7 décembre 2017
Centre des congrès et Hôtel Sheraton
La CSN revient à la charge
Par: Jean-Luc Lorry
La CSN souhaite transférer la convention collective qui régissait le travail des employés de l’ex-Hôtel des Seigneurs au nouveau complexe hôtelier de Saint-Hyacinthe. Photothèque | Le Courrier ©

La CSN souhaite transférer la convention collective qui régissait le travail des employés de l’ex-Hôtel des Seigneurs au nouveau complexe hôtelier de Saint-Hyacinthe. Photothèque | Le Courrier ©

Presque trois ans et demi après avoir mis fin aux négociations avec le propriétaire de l’Hôtel des Seigneurs de Saint-Hyacinthe, la CSN tente à nouveau de faire valoir les droits des quelque 200 syndiqués du défunt complexe hôtelier.

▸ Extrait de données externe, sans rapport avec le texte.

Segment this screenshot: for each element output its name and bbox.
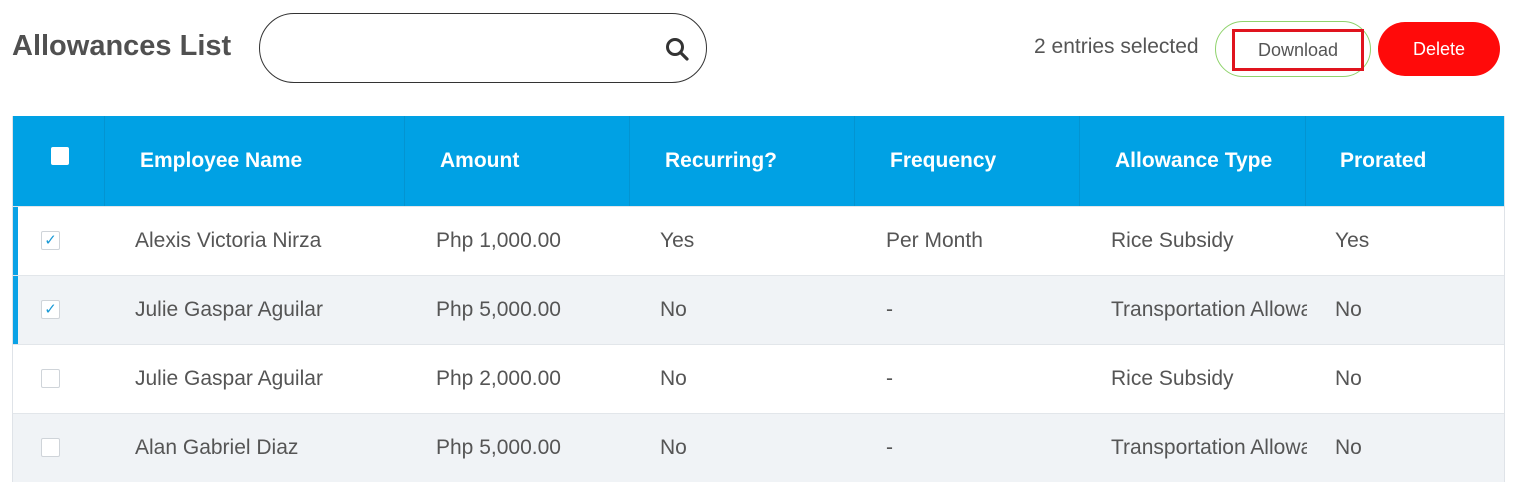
- cell-amount: Php 5,000.00: [436, 298, 561, 321]
- cell-allowance-type: Rice Subsidy: [1111, 367, 1234, 390]
- column-header-frequency[interactable]: Frequency: [890, 116, 996, 206]
- row-checkbox[interactable]: ✓: [41, 231, 60, 250]
- table-row[interactable]: ✓ Julie Gaspar Aguilar Php 5,000.00 No -…: [13, 275, 1504, 344]
- cell-allowance-type: Rice Subsidy: [1111, 229, 1234, 252]
- column-divider: [854, 116, 855, 206]
- row-checkbox[interactable]: ✓: [41, 300, 60, 319]
- delete-button[interactable]: Delete: [1378, 22, 1500, 76]
- cell-employee-name: Alan Gabriel Diaz: [135, 436, 299, 459]
- cell-allowance-type: Transportation Allowance: [1111, 298, 1307, 321]
- column-header-allowance-type[interactable]: Allowance Type: [1115, 116, 1272, 206]
- cell-amount: Php 5,000.00: [436, 436, 561, 459]
- column-divider: [104, 116, 105, 206]
- search-input[interactable]: [280, 28, 654, 68]
- select-all-checkbox[interactable]: [51, 147, 69, 165]
- table-row[interactable]: Julie Gaspar Aguilar Php 2,000.00 No - R…: [13, 344, 1504, 413]
- cell-recurring: No: [660, 367, 687, 390]
- selection-count: 2 entries selected: [1034, 35, 1199, 58]
- download-button[interactable]: Download: [1232, 29, 1364, 71]
- cell-frequency: -: [886, 367, 893, 390]
- cell-employee-name: Julie Gaspar Aguilar: [135, 298, 323, 321]
- column-divider: [1079, 116, 1080, 206]
- cell-frequency: -: [886, 436, 893, 459]
- cell-prorated: Yes: [1335, 229, 1370, 252]
- page-title: Allowances List: [12, 30, 232, 62]
- cell-recurring: No: [660, 436, 687, 459]
- cell-recurring: Yes: [660, 229, 695, 252]
- column-divider: [629, 116, 630, 206]
- cell-employee-name: Alexis Victoria Nirza: [135, 229, 322, 252]
- check-icon: ✓: [44, 301, 57, 318]
- cell-recurring: No: [660, 298, 687, 321]
- column-divider: [1305, 116, 1306, 206]
- cell-prorated: No: [1335, 436, 1362, 459]
- row-checkbox[interactable]: [41, 369, 60, 388]
- column-header-prorated[interactable]: Prorated: [1340, 116, 1426, 206]
- cell-frequency: -: [886, 298, 893, 321]
- table-row[interactable]: ✓ Alexis Victoria Nirza Php 1,000.00 Yes…: [13, 206, 1504, 275]
- check-icon: ✓: [44, 232, 57, 249]
- column-header-amount[interactable]: Amount: [440, 116, 519, 206]
- column-divider: [404, 116, 405, 206]
- search-icon[interactable]: [664, 36, 690, 62]
- cell-frequency: Per Month: [886, 229, 983, 252]
- cell-prorated: No: [1335, 367, 1362, 390]
- table-header: Employee Name Amount Recurring? Frequenc…: [13, 116, 1504, 206]
- cell-allowance-type: Transportation Allowance: [1111, 436, 1307, 459]
- search-box[interactable]: [259, 13, 707, 83]
- allowances-table: Employee Name Amount Recurring? Frequenc…: [12, 116, 1505, 482]
- cell-employee-name: Julie Gaspar Aguilar: [135, 367, 323, 390]
- cell-prorated: No: [1335, 298, 1362, 321]
- column-header-recurring[interactable]: Recurring?: [665, 116, 777, 206]
- column-header-employee-name[interactable]: Employee Name: [140, 116, 302, 206]
- row-checkbox[interactable]: [41, 438, 60, 457]
- cell-amount: Php 1,000.00: [436, 229, 561, 252]
- table-row[interactable]: Alan Gabriel Diaz Php 5,000.00 No - Tran…: [13, 413, 1504, 482]
- cell-amount: Php 2,000.00: [436, 367, 561, 390]
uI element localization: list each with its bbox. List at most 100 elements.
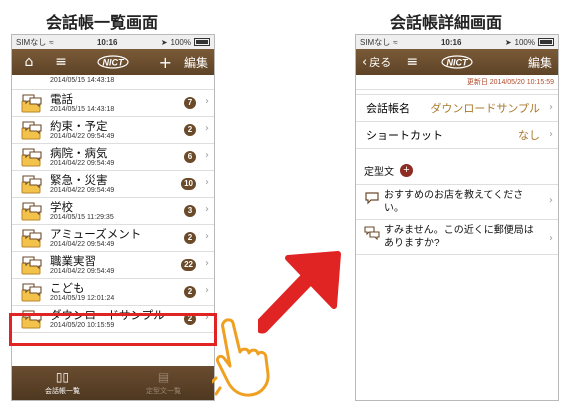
tab-label: 会話帳一覧 (45, 388, 80, 395)
list-item-date: 2014/05/15 14:43:18 (50, 77, 115, 84)
chevron-right-icon: › (205, 285, 209, 296)
battery-label: 100% (170, 37, 191, 47)
count-badge: 2 (184, 124, 196, 136)
list-item-title: 職業実習 (50, 256, 96, 268)
add-phrase-icon[interactable]: + (400, 164, 413, 177)
chevron-right-icon: › (549, 102, 553, 113)
sort-icon[interactable]: ≡ (50, 54, 72, 70)
speech-bubble-icon (365, 192, 379, 205)
conversation-book-icon (21, 283, 42, 302)
tab-bar: ▯▯ 会話帳一覧 ▤ 定型文一覧 (12, 366, 214, 400)
carrier-label: SIMなし (16, 37, 47, 47)
list-item-date: 2014/04/22 09:54:49 (50, 133, 115, 140)
navigation-bar: ‹ 戻る ≡ NICT 編集 (356, 49, 558, 75)
list-item[interactable]: 職業実習 2014/04/22 09:54:49 22 › (12, 252, 214, 279)
list-item-title: 緊急・災害 (50, 175, 108, 187)
list-item-date: 2014/04/22 09:54:49 (50, 187, 115, 194)
list-item-date: 2014/05/19 12:01:24 (50, 295, 115, 302)
detail-screen-caption: 会話帳詳細画面 (390, 13, 503, 32)
highlight-download-sample (9, 313, 217, 346)
phrase-text: すみません。この近くに郵便局はありますか? (384, 225, 534, 249)
list-item-date: 2014/04/22 09:54:49 (50, 268, 115, 275)
book-icon: ▯▯ (55, 370, 70, 384)
location-icon: ➤ (160, 37, 168, 47)
count-badge: 7 (184, 97, 196, 109)
shortcut-row[interactable]: ショートカット なし › (356, 122, 558, 149)
phrases-label: 定型文 (364, 167, 394, 178)
book-name-value: ダウンロードサンプル (430, 103, 540, 115)
chevron-right-icon: › (205, 204, 209, 215)
shortcut-label: ショートカット (366, 130, 443, 142)
edit-button[interactable]: 編集 (528, 54, 552, 71)
list-item-date: 2014/05/15 11:29:35 (50, 214, 114, 221)
updated-date: 更新日 2014/05/20 10:15:59 (356, 75, 558, 90)
list-item[interactable]: こども 2014/05/19 12:01:24 2 › (12, 279, 214, 306)
conversation-book-icon (21, 256, 42, 275)
list-item-title: 学校 (50, 202, 73, 214)
carrier-label: SIMなし (360, 37, 391, 47)
chevron-right-icon: › (549, 233, 553, 244)
home-icon[interactable]: ⌂ (18, 54, 40, 70)
sort-icon[interactable]: ≡ (401, 54, 423, 70)
conversation-book-icon (21, 229, 42, 248)
chevron-right-icon: › (549, 195, 553, 206)
chevron-right-icon: › (205, 96, 209, 107)
list-item-title: こども (50, 283, 85, 295)
count-badge: 6 (184, 151, 196, 163)
edit-button[interactable]: 編集 (184, 54, 208, 71)
phrase-text: おすすめのお店を教えてください。 (384, 190, 524, 214)
conversation-book-list: 2014/05/15 14:43:18 電話 2014/05/15 14:43:18… (12, 75, 214, 333)
count-badge: 2 (184, 286, 196, 298)
book-name-label: 会話帳名 (366, 103, 410, 115)
chevron-right-icon: › (549, 129, 553, 140)
conversation-book-icon (21, 94, 42, 113)
list-item[interactable]: 病院・病気 2014/04/22 09:54:49 6 › (12, 144, 214, 171)
location-icon: ➤ (504, 37, 512, 47)
phrase-item[interactable]: おすすめのお店を教えてください。 › (356, 185, 558, 220)
svg-text:NICT: NICT (447, 58, 469, 68)
phrases-header: 定型文 + (356, 149, 558, 185)
list-item[interactable]: アミューズメント 2014/04/22 09:54:49 2 › (12, 225, 214, 252)
tab-phrases[interactable]: ▤ 定型文一覧 (113, 366, 214, 400)
back-button[interactable]: ‹ 戻る (362, 54, 391, 70)
chevron-left-icon: ‹ (362, 54, 368, 70)
add-button[interactable]: + (159, 53, 172, 72)
list-item-date: 2014/05/15 14:43:18 (50, 106, 115, 113)
phrase-item[interactable]: すみません。この近くに郵便局はありますか? › (356, 220, 558, 255)
status-bar: SIMなし ≈ 10:16 ➤ 100% (356, 35, 558, 49)
list-screen-caption: 会話帳一覧画面 (46, 13, 159, 32)
list-item[interactable]: 緊急・災害 2014/04/22 09:54:49 10 › (12, 171, 214, 198)
count-badge: 3 (184, 205, 196, 217)
conversation-book-icon (21, 121, 42, 140)
list-item[interactable]: 学校 2014/05/15 11:29:35 3 › (12, 198, 214, 225)
tab-conversation-books[interactable]: ▯▯ 会話帳一覧 (12, 366, 113, 400)
chevron-right-icon: › (205, 258, 209, 269)
document-icon: ▤ (157, 370, 170, 384)
conversation-book-icon (21, 148, 42, 167)
battery-icon (194, 38, 210, 46)
transition-arrow-icon (258, 251, 341, 334)
battery-label: 100% (514, 37, 535, 47)
nict-logo: NICT (441, 55, 473, 69)
chevron-right-icon: › (205, 123, 209, 134)
chevron-right-icon: › (205, 177, 209, 188)
list-item[interactable]: 2014/05/15 14:43:18 (12, 75, 214, 90)
count-badge: 22 (181, 259, 196, 271)
svg-text:NICT: NICT (103, 58, 125, 68)
list-item[interactable]: 電話 2014/05/15 14:43:18 7 › (12, 90, 214, 117)
conversation-book-icon (21, 202, 42, 221)
list-item-title: 病院・病気 (50, 148, 108, 160)
status-bar: SIMなし ≈ 10:16 ➤ 100% (12, 35, 214, 49)
chevron-right-icon: › (205, 231, 209, 242)
book-name-row[interactable]: 会話帳名 ダウンロードサンプル › (356, 94, 558, 122)
list-item-title: 約束・予定 (50, 121, 108, 133)
list-item[interactable]: 約束・予定 2014/04/22 09:54:49 2 › (12, 117, 214, 144)
status-time: 10:16 (440, 37, 462, 47)
list-item-date: 2014/04/22 09:54:49 (50, 160, 115, 167)
nict-logo: NICT (97, 55, 129, 69)
list-item-title: アミューズメント (50, 229, 142, 241)
shortcut-value: なし (518, 130, 540, 142)
battery-icon (538, 38, 554, 46)
list-item-title: 電話 (50, 94, 73, 106)
conversation-book-icon (21, 175, 42, 194)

Ce dernier appartenait à une entreprise dirigée par Marc Bibeau au moment de sa démolition.

M. Bibeau est aussi à la tête de l’hôtel de la bannière Sheraton qui est présentement en construction sur le site des Galeries St-Hyacinthe, à proximité de l’ancien site de l’Hôtel des Seigneurs où s’élève désormais une tour de bureaux.
Par voie de communiqué, la centrale syndicale a dit souhaiter que la direction du nouvel établissement interpelle rapidement le syndicat afin de trouver un terrain d’entente pour mettre un terme au conflit de travail et convenir du renouvellement de la convention collective. « Il y a eu une rupture des négociations. Ce conflit ne s’est jamais réglé », a indiqué au COURRIER Michel Valiquette, trésorier de la Fédération du commerce (CSN) et responsable du dossier des ex-employés de l’Hôtel des Seigneurs.

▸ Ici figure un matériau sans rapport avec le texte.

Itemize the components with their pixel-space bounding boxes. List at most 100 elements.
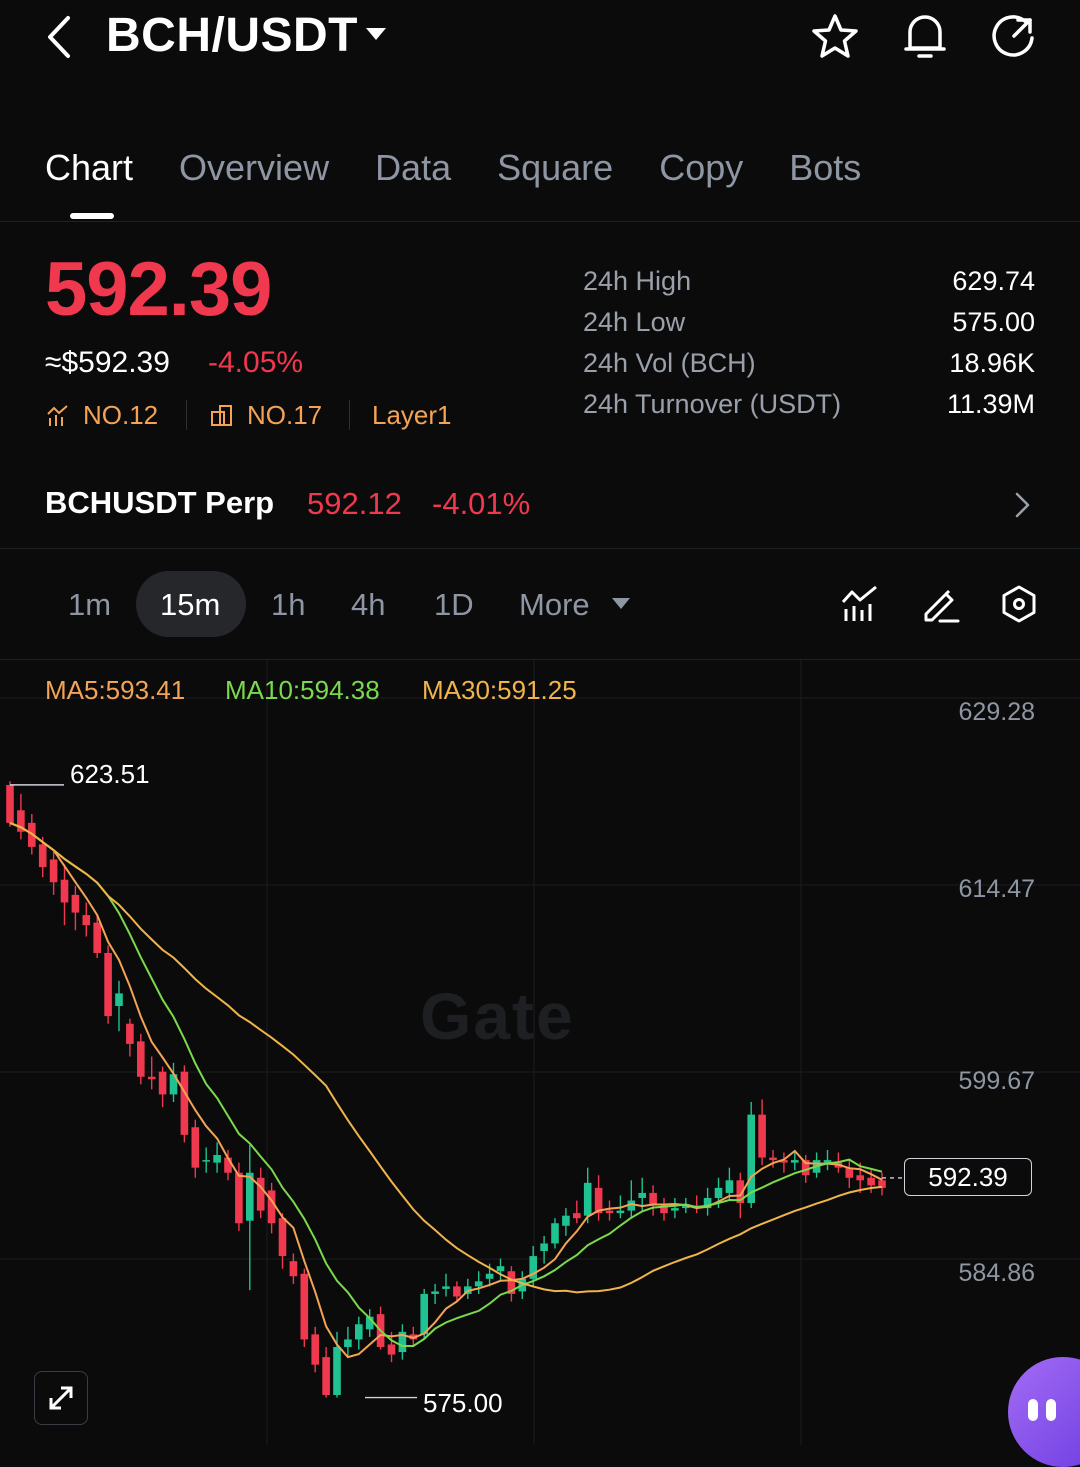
- interval-1m[interactable]: 1m: [68, 583, 111, 627]
- candle: [856, 1175, 864, 1181]
- more-caret-icon: [612, 598, 630, 609]
- ranking-cap-icon: [211, 405, 232, 426]
- candle: [278, 1218, 287, 1257]
- candle: [485, 1273, 494, 1279]
- candle: [442, 1286, 450, 1289]
- candle: [573, 1213, 581, 1219]
- high-marker-label: 623.51: [70, 759, 150, 789]
- chevron-right-icon[interactable]: [1010, 490, 1034, 520]
- candle: [147, 1076, 156, 1080]
- fullscreen-button[interactable]: [34, 1371, 88, 1425]
- candle: [791, 1160, 799, 1163]
- ma10-line: [9, 821, 883, 1347]
- rank-badge-2[interactable]: NO.17: [247, 400, 322, 431]
- candle: [311, 1334, 319, 1365]
- price-change: -4.05%: [208, 346, 304, 379]
- candle: [420, 1293, 428, 1335]
- stat-label-turnover: 24h Turnover (USDT): [583, 389, 842, 419]
- candle: [638, 1192, 646, 1198]
- interval-more[interactable]: More: [519, 583, 590, 627]
- settings-icon[interactable]: [999, 584, 1039, 624]
- candle: [671, 1208, 679, 1211]
- last-price: 592.39: [45, 247, 272, 332]
- candle: [540, 1243, 548, 1252]
- candle: [714, 1187, 723, 1198]
- bell-icon[interactable]: [900, 10, 950, 62]
- stat-label-high: 24h High: [583, 266, 692, 296]
- tab-chart[interactable]: Chart: [45, 142, 133, 202]
- tab-overview[interactable]: Overview: [179, 142, 329, 202]
- candle: [583, 1182, 592, 1216]
- candle: [333, 1347, 341, 1396]
- assistant-eye-icon: [1046, 1399, 1056, 1421]
- candle: [213, 1155, 221, 1163]
- tab-bar: Chart Overview Data Square Copy Bots: [45, 142, 907, 202]
- candle: [431, 1291, 439, 1294]
- candle: [38, 844, 47, 868]
- interval-1d[interactable]: 1D: [434, 583, 474, 627]
- y-axis-label: 599.67: [958, 1067, 1035, 1095]
- badge-separator: [186, 400, 187, 430]
- perp-change: -4.01%: [432, 486, 531, 521]
- candle: [453, 1286, 461, 1297]
- candle: [202, 1160, 210, 1162]
- tab-copy[interactable]: Copy: [659, 142, 743, 202]
- candle: [256, 1177, 265, 1211]
- candle: [300, 1273, 309, 1340]
- rank-badge-1[interactable]: NO.12: [83, 400, 158, 431]
- ma30-label: MA30:591.25: [422, 675, 577, 705]
- tab-square[interactable]: Square: [497, 142, 613, 202]
- ma10-label: MA10:594.38: [225, 675, 380, 705]
- candle: [387, 1344, 396, 1355]
- candle: [289, 1261, 298, 1277]
- perp-price: 592.12: [307, 486, 402, 521]
- ma5-label: MA5:593.41: [45, 675, 186, 705]
- divider: [0, 548, 1080, 549]
- candle: [158, 1071, 167, 1095]
- pair-selector[interactable]: BCH/USDT: [106, 8, 358, 63]
- stat-label-vol: 24h Vol (BCH): [583, 348, 756, 378]
- interval-15m[interactable]: 15m: [160, 583, 220, 627]
- pair-dropdown-icon[interactable]: [366, 28, 386, 40]
- stat-value-vol: 18.96K: [949, 348, 1035, 378]
- candle: [267, 1190, 276, 1224]
- candle: [605, 1210, 614, 1214]
- back-icon[interactable]: [40, 12, 80, 62]
- y-axis-label: 629.28: [958, 698, 1035, 726]
- candle: [60, 879, 69, 903]
- candlestick-chart[interactable]: [0, 660, 1080, 1445]
- candle: [6, 784, 14, 823]
- perp-name: BCHUSDT Perp: [45, 485, 275, 520]
- indicators-icon[interactable]: [840, 584, 880, 624]
- y-axis-label: 584.86: [958, 1259, 1035, 1287]
- stat-value-high: 629.74: [952, 266, 1035, 296]
- candle: [180, 1071, 189, 1135]
- candle: [191, 1127, 200, 1168]
- share-icon[interactable]: [988, 12, 1038, 62]
- category-tag[interactable]: Layer1: [372, 400, 452, 431]
- stat-value-low: 575.00: [952, 307, 1035, 337]
- candle: [562, 1215, 570, 1226]
- tab-data[interactable]: Data: [375, 142, 451, 202]
- candle: [344, 1339, 352, 1348]
- candle: [322, 1357, 330, 1396]
- last-price-tag: 592.39: [904, 1158, 1032, 1196]
- expand-icon: [49, 1386, 73, 1410]
- star-icon[interactable]: [810, 12, 860, 62]
- candle: [769, 1157, 777, 1161]
- assistant-eye-icon: [1028, 1399, 1038, 1421]
- divider: [0, 221, 1080, 222]
- candle: [867, 1177, 875, 1186]
- candle: [49, 859, 58, 883]
- candle: [551, 1223, 559, 1244]
- candle: [137, 1041, 145, 1077]
- ranking-chart-icon: [47, 405, 68, 426]
- interval-1h[interactable]: 1h: [271, 583, 305, 627]
- badge-separator: [349, 400, 350, 430]
- candle: [747, 1114, 755, 1204]
- tab-bots[interactable]: Bots: [789, 142, 861, 202]
- interval-4h[interactable]: 4h: [351, 583, 385, 627]
- candle: [616, 1210, 625, 1214]
- candle: [93, 922, 101, 953]
- draw-icon[interactable]: [920, 584, 960, 624]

La CSN motive son action par le fait que l’hôtel et le centre des congrès municipal de la Ville de Saint-Hyacinthe ont été construits « de l’autre côté de la rue » où était situé l’Hôtel des Seigneurs et son centre de congrès et d’expositions.
Rappelons qu’à l’été 2014, alors que l’Hôtel des Seigneurs était en cours de démolition, la partie syndicale avait rejeté du revers de la main la proposition finale du nouvel acquéreur, une entreprise liée aux Centres d’achats Beauward, qui possèdent les Galeries St-Hyacinthe et le nouvel hôtel en devenir.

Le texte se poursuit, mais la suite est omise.